At the beginning the documenary filmmaking is under the domination of few masters. The authentic cinematographic approaches and personal styles of these independent filmmakers had a remarkable place in the development of documentary. In 1970s more documentary filmmakers began to affect these developments. In the process of documentray film, with these new names, arguments about ethics take place an important place. Discussions on ethics increased at the ends of the ‘90s with the changes on media sector. Documentary filmmakers see themselves as storytelling artists and ethical behaviours take place in the center of their projects. They have the feeling of responsibility to their subjects, audience, personal opinions and the boundaries of production that they determine. This responsibility directs them to act sensitive in these fields. They make decisions around “not to damage”, “to protect the defenseless” and “to honor audience’s trust” principles. Through the production process, kinds of ethical problems appear that the documentary filmmaker has to overcome. In the solutions of these problems, documentary filmmaker mostly rely on his own decisions. Besides this, guidance of the sponsor, discussions in the film festivals that joined and online environments can be leading.

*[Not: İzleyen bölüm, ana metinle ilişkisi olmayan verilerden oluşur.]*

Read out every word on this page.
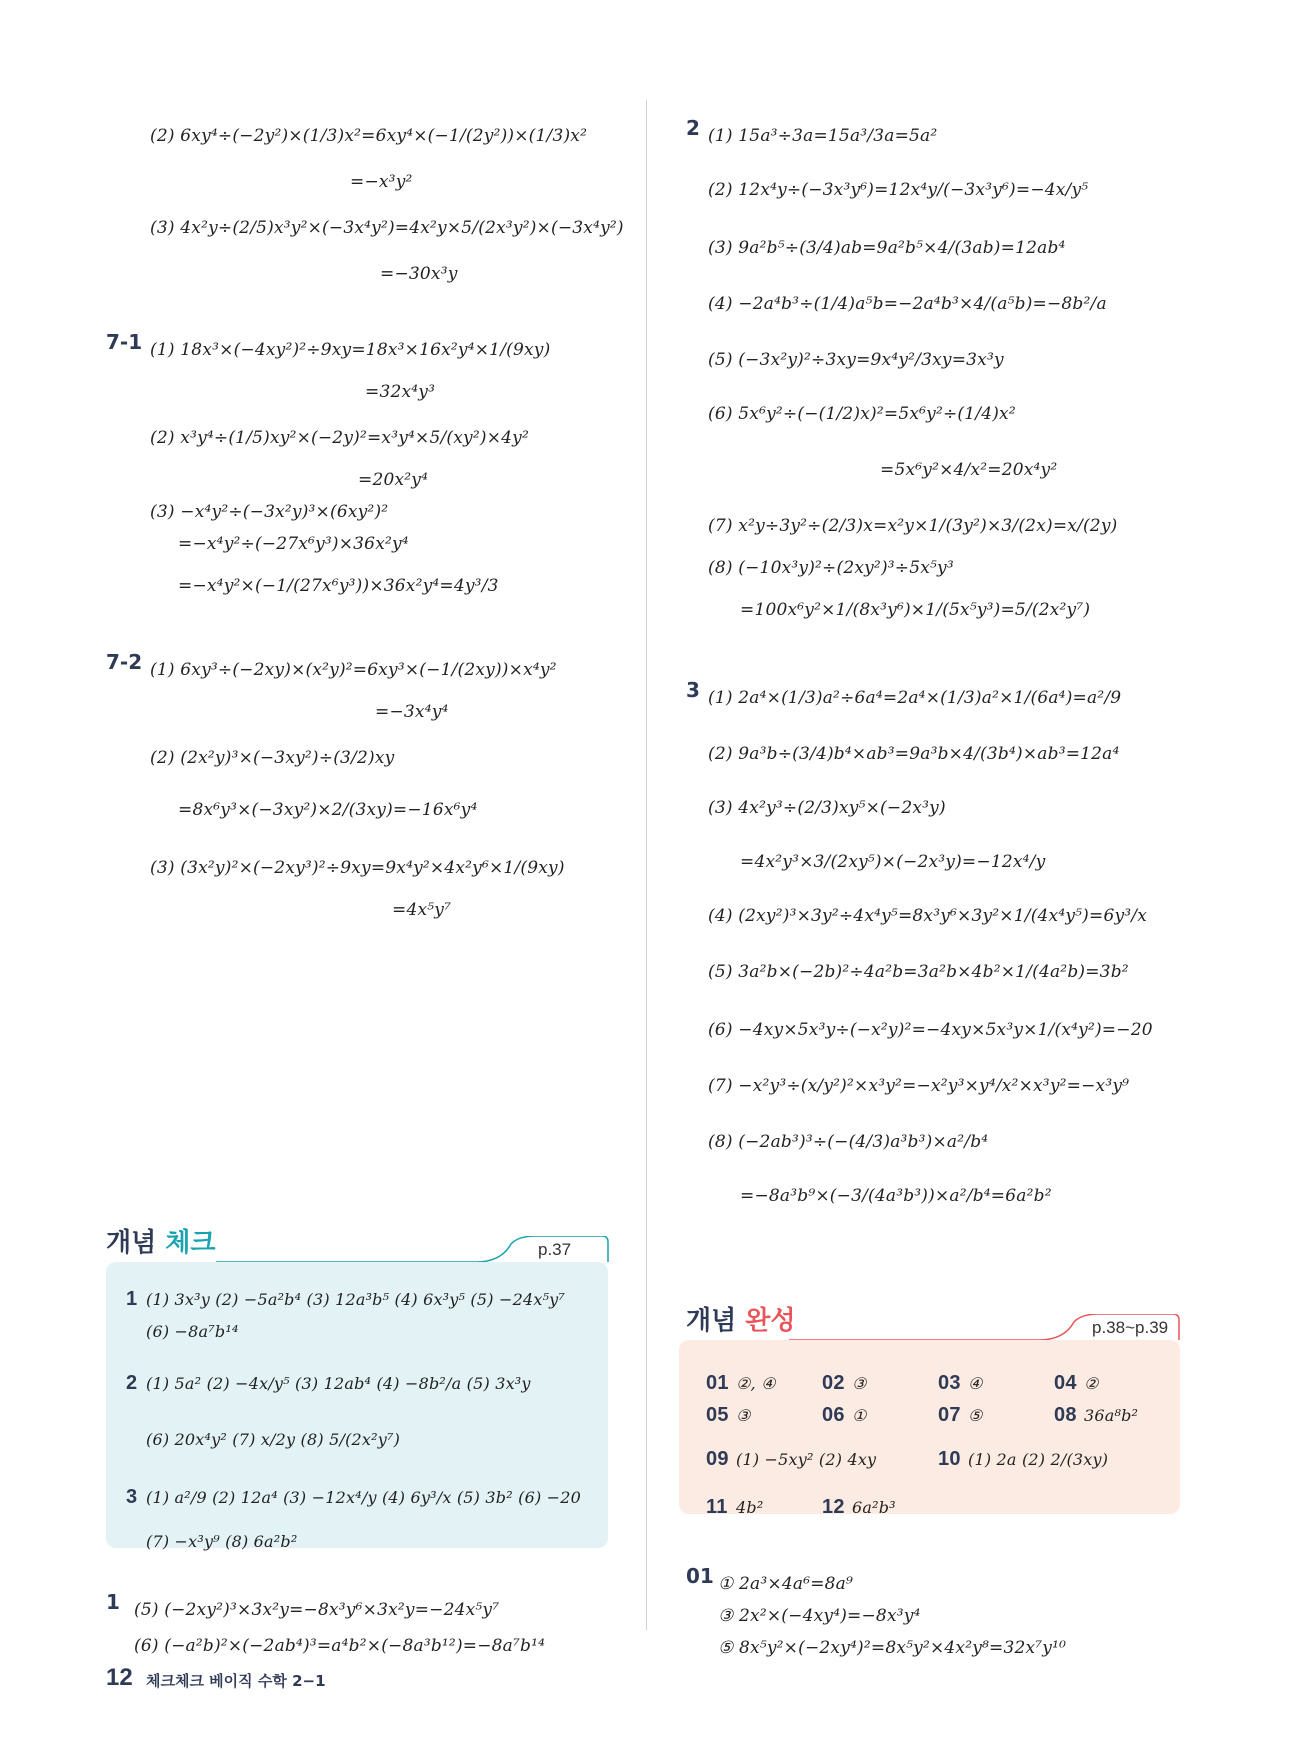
7-1
7-2
2
3
1
01
(2) 6xy⁴÷(−2y²)×(1/3)x²=6xy⁴×(−1/(2y²))×(1/3)x²
=−x³y²
(3) 4x²y÷(2/5)x³y²×(−3x⁴y²)=4x²y×5/(2x³y²)×(−3x⁴y²)
=−30x³y
(1) 18x³×(−4xy²)²÷9xy=18x³×16x²y⁴×1/(9xy)
=32x⁴y³
(2) x³y⁴÷(1/5)xy²×(−2y)²=x³y⁴×5/(xy²)×4y²
=20x²y⁴
(3) −x⁴y²÷(−3x²y)³×(6xy²)²
=−x⁴y²÷(−27x⁶y³)×36x²y⁴
=−x⁴y²×(−1/(27x⁶y³))×36x²y⁴=4y³/3
(1) 6xy³÷(−2xy)×(x²y)²=6xy³×(−1/(2xy))×x⁴y²
=−3x⁴y⁴
(2) (2x²y)³×(−3xy²)÷(3/2)xy
=8x⁶y³×(−3xy²)×2/(3xy)=−16x⁶y⁴
(3) (3x²y)²×(−2xy³)²÷9xy=9x⁴y²×4x²y⁶×1/(9xy)
=4x⁵y⁷
(1) 15a³÷3a=15a³/3a=5a²
(2) 12x⁴y÷(−3x³y⁶)=12x⁴y/(−3x³y⁶)=−4x/y⁵
(3) 9a²b⁵÷(3/4)ab=9a²b⁵×4/(3ab)=12ab⁴
(4) −2a⁴b³÷(1/4)a⁵b=−2a⁴b³×4/(a⁵b)=−8b²/a
(5) (−3x²y)²÷3xy=9x⁴y²/3xy=3x³y
(6) 5x⁶y²÷(−(1/2)x)²=5x⁶y²÷(1/4)x²
=5x⁶y²×4/x²=20x⁴y²
(7) x²y÷3y²÷(2/3)x=x²y×1/(3y²)×3/(2x)=x/(2y)
(8) (−10x³y)²÷(2xy²)³÷5x⁵y³
=100x⁶y²×1/(8x³y⁶)×1/(5x⁵y³)=5/(2x²y⁷)
(1) 2a⁴×(1/3)a²÷6a⁴=2a⁴×(1/3)a²×1/(6a⁴)=a²/9
(2) 9a³b÷(3/4)b⁴×ab³=9a³b×4/(3b⁴)×ab³=12a⁴
(3) 4x²y³÷(2/3)xy⁵×(−2x³y)
=4x²y³×3/(2xy⁵)×(−2x³y)=−12x⁴/y
(4) (2xy²)³×3y²÷4x⁴y⁵=8x³y⁶×3y²×1/(4x⁴y⁵)=6y³/x
(5) 3a²b×(−2b)²÷4a²b=3a²b×4b²×1/(4a²b)=3b²
(6) −4xy×5x³y÷(−x²y)²=−4xy×5x³y×1/(x⁴y²)=−20
(7) −x²y³÷(x/y²)²×x³y²=−x²y³×y⁴/x²×x³y²=−x³y⁹
(8) (−2ab³)³÷(−(4/3)a³b³)×a²/b⁴
=−8a³b⁹×(−3/(4a³b³))×a²/b⁴=6a²b²
개념 체크	p.37
1 (1) 3x³y (2) −5a²b⁴ (3) 12a³b⁵ (4) 6x³y⁵ (5) −24x⁵y⁷
(6) −8a⁷b¹⁴
2 (1) 5a² (2) −4x/y⁵ (3) 12ab⁴ (4) −8b²/a (5) 3x³y
(6) 20x⁴y² (7) x/2y (8) 5/(2x²y⁷)
3 (1) a²/9 (2) 12a⁴ (3) −12x⁴/y (4) 6y³/x (5) 3b² (6) −20
(7) −x³y⁹ (8) 6a²b²
개념 완성	p.38~p.39
01 ②, ④ 02 ③	03 ④	04 ②
05 ③	06 ①	07 ⑤	08 36a⁸b²
09 (1) −5xy² (2) 4xy	10 (1) 2a (2) 2/(3xy)
11 4b²	12 6a²b³
(5) (−2xy²)³×3x²y=−8x³y⁶×3x²y=−24x⁵y⁷
(6) (−a²b)²×(−2ab⁴)³=a⁴b²×(−8a³b¹²)=−8a⁷b¹⁴
① 2a³×4a⁶=8a⁹
③ 2x²×(−4xy⁴)=−8x³y⁴
⑤ 8x⁵y²×(−2xy⁴)²=8x⁵y²×4x²y⁸=32x⁷y¹⁰
12 체크체크 베이직 수학 2−1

This paper dwells upon the ethical problems that documentary filmmakers face. Nowadays, it has been observed that the filmmakers injure the ethical resposibilitiy to their subjects because of the commercial press on them from time to time. Besides, documentary filmmakers have lived the difficulties of the differentation between
documentaries, reality shows and hybrid kinds got blurred ethically. In the study, the conflicts that documentary filmmakers face in the pre-production, production and post-production phases, ethically, are discussed by the help of samples from the films.
Belgesel sinema başlangıçta az sayıdaki ustanın hâkimiyeti altındadır. Bu bağımsız film yapımcılarının kendilerine özgü sinematografik yaklaşımları ve kişisel stilleri belgeselin gelişiminde önemli bir yer tutmuştur. Belgeseldeki gelişmeleri 1970’li yıllarla birlikte daha geniş sayıdaki ve çeşitlilikteki belgesel sinemacı etkilemeye başlamıştır. Belgesel sinemanın gelişim sürecinde bu yeni eklenen isimlerle birlikte yürütülen etikle ilgili tartışmalar önemli bir yer tutmaktadır. Etik üzerine tartışmalar medya sektöründeki değişimlerle birlikte 1990’lı yılların sonu itibariyle artmıştır.

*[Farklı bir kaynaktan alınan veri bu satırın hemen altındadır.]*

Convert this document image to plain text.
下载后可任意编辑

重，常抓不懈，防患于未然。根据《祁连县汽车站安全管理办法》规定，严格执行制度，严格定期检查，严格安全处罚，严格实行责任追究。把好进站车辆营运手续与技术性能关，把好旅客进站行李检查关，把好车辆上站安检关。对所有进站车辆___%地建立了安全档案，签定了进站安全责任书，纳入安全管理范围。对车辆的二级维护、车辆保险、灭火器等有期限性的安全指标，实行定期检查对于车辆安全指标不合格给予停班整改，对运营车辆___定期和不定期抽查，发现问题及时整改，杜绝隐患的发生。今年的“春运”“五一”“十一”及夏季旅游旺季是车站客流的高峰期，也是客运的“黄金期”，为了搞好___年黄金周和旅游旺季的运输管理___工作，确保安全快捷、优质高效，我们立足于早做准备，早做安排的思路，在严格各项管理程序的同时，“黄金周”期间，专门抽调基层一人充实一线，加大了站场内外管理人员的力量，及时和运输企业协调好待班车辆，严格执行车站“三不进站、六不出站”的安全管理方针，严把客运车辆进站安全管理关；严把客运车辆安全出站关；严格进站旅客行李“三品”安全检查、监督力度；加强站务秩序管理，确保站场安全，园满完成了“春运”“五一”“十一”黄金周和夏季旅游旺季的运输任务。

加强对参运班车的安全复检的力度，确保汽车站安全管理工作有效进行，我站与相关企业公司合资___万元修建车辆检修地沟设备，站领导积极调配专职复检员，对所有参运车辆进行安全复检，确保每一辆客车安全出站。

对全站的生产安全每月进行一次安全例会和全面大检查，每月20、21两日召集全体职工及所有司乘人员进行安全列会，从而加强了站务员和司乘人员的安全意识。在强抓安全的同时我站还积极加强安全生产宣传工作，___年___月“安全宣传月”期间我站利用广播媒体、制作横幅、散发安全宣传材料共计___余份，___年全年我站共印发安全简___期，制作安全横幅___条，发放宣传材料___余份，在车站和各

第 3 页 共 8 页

Belgesel film yapımcıları kendilerini hikâye anlatan sanatçılar olarak görmekte olup, projelerinin merkezinde etik davranışlar yer almaktadır. Belgesel film yapanların konu aldıkları kişilere, izleyicilerine, kişisel görüşleri ve yapımın sınırlılıklarına karşı belirledikleri bir sorumluluk duyguları vardır. Bu sorumluluk onları bu alanlara karşı hassas davranmaya yöneltmektedir. Genel olarak paylaştıkları “zarar verme”, “savunmasız olanı korumak” ve “izleyicinin güvenini onurlandırmak” ilkeleri etrafında kararlar almaktadırlar. Yapım boyunca belgesel film yönetmeninin aşması gereken çeşitli etik sorunlar ortaya çıkmaktadır. Bu sorunların çözümünde ağırlıklı olarak belgesel film yönetmeni kendi kararlarına yaslanmaktadır. Bunun yanı sıra da çalışmasına
sponsor olan yöneticilerin rehberliği, katıldığı film festivalleri ve çevrimiçi ortamlardaki tartışmalar yönlendirici olabilmektedir.

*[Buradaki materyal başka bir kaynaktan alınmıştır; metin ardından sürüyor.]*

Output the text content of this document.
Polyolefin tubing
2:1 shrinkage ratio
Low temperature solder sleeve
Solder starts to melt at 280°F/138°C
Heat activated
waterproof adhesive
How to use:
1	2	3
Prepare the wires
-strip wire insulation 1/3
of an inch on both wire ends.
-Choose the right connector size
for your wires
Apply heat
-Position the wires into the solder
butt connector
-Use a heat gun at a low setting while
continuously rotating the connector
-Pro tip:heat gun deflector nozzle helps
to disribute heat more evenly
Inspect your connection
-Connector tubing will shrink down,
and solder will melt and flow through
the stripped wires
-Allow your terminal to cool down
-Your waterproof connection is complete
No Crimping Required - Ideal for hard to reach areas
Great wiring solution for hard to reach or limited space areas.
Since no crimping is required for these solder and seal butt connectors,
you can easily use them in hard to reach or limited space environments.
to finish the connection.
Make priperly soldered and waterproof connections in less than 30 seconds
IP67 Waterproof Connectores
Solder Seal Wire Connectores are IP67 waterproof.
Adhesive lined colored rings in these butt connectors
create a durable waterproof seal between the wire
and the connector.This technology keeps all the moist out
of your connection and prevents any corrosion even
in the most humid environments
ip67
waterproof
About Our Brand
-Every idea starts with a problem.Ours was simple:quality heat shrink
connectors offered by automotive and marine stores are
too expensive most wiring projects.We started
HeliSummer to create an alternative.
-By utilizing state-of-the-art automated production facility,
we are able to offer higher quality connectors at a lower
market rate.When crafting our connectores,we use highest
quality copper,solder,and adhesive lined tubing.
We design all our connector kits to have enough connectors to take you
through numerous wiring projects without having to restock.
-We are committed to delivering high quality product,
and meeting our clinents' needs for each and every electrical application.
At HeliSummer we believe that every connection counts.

Bu bildiri, belgesel film yapımcılarının karşılaştıkları etik sorunların neler olduğu üzerinde durmaktadır. Günümüzde belgeselcilerin üzerindeki ticari baskıların, yapımlarına konu olan öznelere karşı sahip oldukları etik sorumluluğu zaman zaman zedelediği görülmektedir. Ayrıca belgesel film yapımcıları, belgesellerin, realite
şovları ve melez türlerle arasındaki ayrımın bulanıklaşmasının zorluklarını da etik olarak yaşamaktadırlar. Çalışmada, belgeselcilerin yapım öncesi, yapım aşaması ve sonrasında etik açıdan karşılaştıkları çatışmalar belgesel filmlerden örneklerle ele alınmaktadır.